Let $Z=X+Y$ where $X \sim N(\mu,\sigma^2)$ and $Y \sim N(0,1)$ are independent. What is the conditional density of X given Z, $f_{X|Z}(x|z)$?
I already found that $f_{X,Z}(x,z)=\frac{1}{2\pi\sigma}e^{-\frac{1}{2\sigma^2}[(x-\mu)^2+\sigma^2(x-z)^2]}$ and $Z \sim N(\mu,\sigma^2+1)$
$$f_{X|Z}(x|z)=\frac{f_{X,Z}(x,z)}{f_Z(z)}=\frac{\frac{1}{2\pi\sigma}e^{-\frac{1}{2\sigma^2}[(x-\mu)^2+\sigma^2(x-z)^2]}}{\frac{1}{\sqrt{2\pi}\sqrt{\sigma^2+1}}e^{-\frac{1}{2(\sigma^2+1)}(z-u)^2}}$$ $$f_{X|Z}(x|z)=\frac{\sqrt{\sigma^2+1}}{\sqrt{2\pi}\sigma}e^{-\frac{1}{2\sigma^2}[(x-\mu)^2+\sigma^2(x-z)^2]+\frac{1}{(2\sigma^2+1)}(z-\mu)^2}$$ After some simplifications I get $$f_{X|Z}(x|z)=\frac{\sqrt{\sigma^2+1}}{\sqrt{2\pi}\sigma}e^{\frac{1}{2\sigma^2(\sigma^2+1)}[-(\sigma^2+1)(x^2-2\mu x+\sigma^2(x^2-2zx)-2\sigma^2\mu z]}$$
from here I'm stuck.I can not further simplify things and not get in a know density. Is there any easier way to find the conditional?

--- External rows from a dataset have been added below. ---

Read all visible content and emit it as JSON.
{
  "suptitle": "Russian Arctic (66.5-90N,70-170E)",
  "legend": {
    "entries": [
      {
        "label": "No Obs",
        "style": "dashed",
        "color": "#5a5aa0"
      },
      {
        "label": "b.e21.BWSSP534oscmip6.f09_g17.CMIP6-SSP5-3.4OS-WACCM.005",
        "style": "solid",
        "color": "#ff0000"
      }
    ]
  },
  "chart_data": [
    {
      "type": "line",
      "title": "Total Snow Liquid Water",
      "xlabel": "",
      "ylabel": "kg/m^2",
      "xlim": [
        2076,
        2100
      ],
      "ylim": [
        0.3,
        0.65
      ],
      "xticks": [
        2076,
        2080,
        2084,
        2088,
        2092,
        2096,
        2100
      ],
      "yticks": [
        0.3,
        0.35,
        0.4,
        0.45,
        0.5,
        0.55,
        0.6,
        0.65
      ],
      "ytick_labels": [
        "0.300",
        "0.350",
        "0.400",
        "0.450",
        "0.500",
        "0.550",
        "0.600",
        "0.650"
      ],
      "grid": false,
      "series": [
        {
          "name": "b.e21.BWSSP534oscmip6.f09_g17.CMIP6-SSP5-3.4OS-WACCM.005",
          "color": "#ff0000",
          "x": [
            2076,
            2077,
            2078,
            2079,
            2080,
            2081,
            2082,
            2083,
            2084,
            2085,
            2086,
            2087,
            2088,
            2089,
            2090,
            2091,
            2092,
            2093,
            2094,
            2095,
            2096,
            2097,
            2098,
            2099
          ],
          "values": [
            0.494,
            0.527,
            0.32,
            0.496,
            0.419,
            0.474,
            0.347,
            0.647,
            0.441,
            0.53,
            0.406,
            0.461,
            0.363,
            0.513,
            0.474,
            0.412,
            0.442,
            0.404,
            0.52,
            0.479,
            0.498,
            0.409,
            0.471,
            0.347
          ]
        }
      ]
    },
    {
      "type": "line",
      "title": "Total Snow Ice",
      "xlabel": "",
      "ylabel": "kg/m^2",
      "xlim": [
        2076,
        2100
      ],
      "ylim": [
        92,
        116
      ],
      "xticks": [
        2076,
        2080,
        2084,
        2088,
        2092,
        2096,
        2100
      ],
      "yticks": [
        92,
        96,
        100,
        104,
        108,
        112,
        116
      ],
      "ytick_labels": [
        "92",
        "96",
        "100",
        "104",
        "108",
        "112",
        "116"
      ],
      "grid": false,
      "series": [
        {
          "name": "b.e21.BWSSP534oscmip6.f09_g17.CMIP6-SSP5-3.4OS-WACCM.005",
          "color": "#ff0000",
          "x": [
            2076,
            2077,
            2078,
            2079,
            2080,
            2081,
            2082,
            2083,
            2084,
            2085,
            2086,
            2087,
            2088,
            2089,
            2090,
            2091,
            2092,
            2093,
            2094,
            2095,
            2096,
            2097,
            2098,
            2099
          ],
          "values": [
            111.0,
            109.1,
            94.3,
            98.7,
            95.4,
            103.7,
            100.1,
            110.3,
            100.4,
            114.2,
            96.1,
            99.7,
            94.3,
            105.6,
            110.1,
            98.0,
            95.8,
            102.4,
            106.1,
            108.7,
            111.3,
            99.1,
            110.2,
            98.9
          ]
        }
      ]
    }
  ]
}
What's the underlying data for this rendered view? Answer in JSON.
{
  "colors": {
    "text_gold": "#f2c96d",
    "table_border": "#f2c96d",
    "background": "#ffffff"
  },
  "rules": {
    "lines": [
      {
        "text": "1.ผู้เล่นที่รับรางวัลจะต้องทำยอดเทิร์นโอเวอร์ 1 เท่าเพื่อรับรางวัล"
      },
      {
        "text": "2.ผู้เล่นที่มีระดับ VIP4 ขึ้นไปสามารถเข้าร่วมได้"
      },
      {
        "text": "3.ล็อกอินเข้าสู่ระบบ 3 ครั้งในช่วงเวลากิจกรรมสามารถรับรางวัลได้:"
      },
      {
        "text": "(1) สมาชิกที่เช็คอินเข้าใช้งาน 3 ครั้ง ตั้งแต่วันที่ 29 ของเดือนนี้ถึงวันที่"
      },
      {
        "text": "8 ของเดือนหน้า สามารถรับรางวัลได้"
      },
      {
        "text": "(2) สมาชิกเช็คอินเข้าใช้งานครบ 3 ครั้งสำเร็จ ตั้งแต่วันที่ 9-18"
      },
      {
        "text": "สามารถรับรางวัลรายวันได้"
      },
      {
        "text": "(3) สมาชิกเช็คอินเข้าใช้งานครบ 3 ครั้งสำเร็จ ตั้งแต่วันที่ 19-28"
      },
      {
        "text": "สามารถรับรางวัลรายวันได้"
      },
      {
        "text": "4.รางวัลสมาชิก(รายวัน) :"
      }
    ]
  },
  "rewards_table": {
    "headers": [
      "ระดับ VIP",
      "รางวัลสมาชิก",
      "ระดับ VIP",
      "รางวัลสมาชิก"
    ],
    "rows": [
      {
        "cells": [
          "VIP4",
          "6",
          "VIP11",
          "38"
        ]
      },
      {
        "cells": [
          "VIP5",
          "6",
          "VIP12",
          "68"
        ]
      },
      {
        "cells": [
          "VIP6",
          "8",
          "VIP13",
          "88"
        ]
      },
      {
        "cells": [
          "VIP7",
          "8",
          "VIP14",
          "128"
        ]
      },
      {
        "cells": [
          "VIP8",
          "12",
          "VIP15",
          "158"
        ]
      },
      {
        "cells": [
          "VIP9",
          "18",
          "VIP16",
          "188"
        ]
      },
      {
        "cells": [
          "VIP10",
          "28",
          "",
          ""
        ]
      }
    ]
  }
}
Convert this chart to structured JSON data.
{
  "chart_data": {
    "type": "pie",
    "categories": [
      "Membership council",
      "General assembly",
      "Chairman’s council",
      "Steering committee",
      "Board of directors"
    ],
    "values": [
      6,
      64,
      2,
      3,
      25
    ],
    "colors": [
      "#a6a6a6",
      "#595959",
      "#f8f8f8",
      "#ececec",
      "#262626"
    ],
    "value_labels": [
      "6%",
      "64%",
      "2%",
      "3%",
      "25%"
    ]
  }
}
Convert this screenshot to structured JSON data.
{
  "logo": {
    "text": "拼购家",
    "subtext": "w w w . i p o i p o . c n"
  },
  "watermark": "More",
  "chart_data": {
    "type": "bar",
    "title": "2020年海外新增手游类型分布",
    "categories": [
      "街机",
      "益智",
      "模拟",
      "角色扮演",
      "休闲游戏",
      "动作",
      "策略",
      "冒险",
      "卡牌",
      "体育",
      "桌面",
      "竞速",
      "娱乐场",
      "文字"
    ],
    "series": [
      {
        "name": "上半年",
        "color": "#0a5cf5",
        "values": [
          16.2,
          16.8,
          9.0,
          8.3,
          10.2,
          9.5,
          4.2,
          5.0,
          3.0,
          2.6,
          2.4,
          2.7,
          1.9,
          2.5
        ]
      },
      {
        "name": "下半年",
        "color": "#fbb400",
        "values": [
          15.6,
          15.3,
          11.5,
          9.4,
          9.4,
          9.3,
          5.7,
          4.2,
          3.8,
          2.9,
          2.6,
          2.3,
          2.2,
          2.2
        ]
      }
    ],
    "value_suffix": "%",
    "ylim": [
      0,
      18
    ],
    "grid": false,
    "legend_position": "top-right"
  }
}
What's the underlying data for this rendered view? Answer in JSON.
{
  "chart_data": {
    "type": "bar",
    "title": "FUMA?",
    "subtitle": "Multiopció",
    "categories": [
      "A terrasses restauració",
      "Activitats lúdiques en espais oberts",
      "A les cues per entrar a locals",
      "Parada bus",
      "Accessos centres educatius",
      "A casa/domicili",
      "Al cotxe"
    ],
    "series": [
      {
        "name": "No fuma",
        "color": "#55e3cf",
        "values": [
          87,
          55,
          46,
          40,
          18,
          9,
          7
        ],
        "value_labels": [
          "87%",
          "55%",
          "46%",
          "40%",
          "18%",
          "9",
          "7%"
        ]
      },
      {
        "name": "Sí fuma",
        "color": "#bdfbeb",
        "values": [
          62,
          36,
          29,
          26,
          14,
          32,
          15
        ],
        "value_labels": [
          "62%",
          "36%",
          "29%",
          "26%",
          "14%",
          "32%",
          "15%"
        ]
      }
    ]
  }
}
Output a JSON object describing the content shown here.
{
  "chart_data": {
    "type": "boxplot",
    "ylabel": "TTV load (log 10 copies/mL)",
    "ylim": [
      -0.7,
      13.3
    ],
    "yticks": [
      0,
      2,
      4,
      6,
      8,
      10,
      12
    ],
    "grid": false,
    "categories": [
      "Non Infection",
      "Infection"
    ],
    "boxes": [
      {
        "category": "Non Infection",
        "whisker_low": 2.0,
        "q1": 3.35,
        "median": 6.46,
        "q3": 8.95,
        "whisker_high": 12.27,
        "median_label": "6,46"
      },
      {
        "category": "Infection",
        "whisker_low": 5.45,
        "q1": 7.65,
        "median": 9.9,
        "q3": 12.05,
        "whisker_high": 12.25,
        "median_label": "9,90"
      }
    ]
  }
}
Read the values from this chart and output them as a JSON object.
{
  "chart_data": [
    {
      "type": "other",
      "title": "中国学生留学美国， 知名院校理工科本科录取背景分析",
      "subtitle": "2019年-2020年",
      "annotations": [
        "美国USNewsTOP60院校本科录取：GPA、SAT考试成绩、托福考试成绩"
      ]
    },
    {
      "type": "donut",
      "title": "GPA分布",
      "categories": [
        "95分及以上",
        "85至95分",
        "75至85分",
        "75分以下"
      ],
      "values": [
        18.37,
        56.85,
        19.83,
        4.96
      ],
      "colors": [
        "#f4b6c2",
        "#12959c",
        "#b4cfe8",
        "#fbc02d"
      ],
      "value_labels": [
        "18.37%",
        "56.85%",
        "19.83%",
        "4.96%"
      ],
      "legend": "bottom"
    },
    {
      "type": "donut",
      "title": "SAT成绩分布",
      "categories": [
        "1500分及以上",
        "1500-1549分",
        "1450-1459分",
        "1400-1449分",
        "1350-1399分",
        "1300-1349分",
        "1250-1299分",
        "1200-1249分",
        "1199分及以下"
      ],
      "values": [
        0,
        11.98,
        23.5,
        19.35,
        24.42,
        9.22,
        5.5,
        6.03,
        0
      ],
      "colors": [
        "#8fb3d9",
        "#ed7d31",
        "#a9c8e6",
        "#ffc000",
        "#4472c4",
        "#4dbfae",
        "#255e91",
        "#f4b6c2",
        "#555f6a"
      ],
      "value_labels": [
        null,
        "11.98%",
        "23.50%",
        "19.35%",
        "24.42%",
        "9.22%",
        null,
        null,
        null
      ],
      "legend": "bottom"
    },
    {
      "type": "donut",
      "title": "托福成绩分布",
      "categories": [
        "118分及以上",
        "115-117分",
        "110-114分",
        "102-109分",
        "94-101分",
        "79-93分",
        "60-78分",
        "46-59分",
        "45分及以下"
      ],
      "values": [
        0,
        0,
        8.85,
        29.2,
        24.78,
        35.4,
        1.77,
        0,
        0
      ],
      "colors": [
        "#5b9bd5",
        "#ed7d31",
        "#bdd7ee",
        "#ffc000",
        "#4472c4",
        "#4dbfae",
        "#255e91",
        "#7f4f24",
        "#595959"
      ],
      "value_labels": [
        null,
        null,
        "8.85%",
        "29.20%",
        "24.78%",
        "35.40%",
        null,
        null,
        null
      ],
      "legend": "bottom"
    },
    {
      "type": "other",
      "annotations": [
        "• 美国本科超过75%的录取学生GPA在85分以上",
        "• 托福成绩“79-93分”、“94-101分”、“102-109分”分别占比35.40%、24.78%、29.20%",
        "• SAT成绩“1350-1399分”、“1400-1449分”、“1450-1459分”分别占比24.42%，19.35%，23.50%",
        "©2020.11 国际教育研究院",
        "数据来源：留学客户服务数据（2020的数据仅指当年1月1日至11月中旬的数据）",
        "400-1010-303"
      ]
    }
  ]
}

$$X = Z - Y\text{ and }Y \sim N(0,1) \implies X|Z \sim N(Z,1)$$
Here I've just treated $Z$ as a constant because when you're conditioning on it being known, that's pretty much what it is.
Then you know the density $f_{X|Z}(x|z) = \frac{1}{\sqrt{2\pi}}e^{-\frac{1}{2}(x-z)^2}$.
This may not be as rigorous as you want it to be but I'm sure if you did enough manipulation of the pdf's and didn't make any mistakes, then this is what you should get.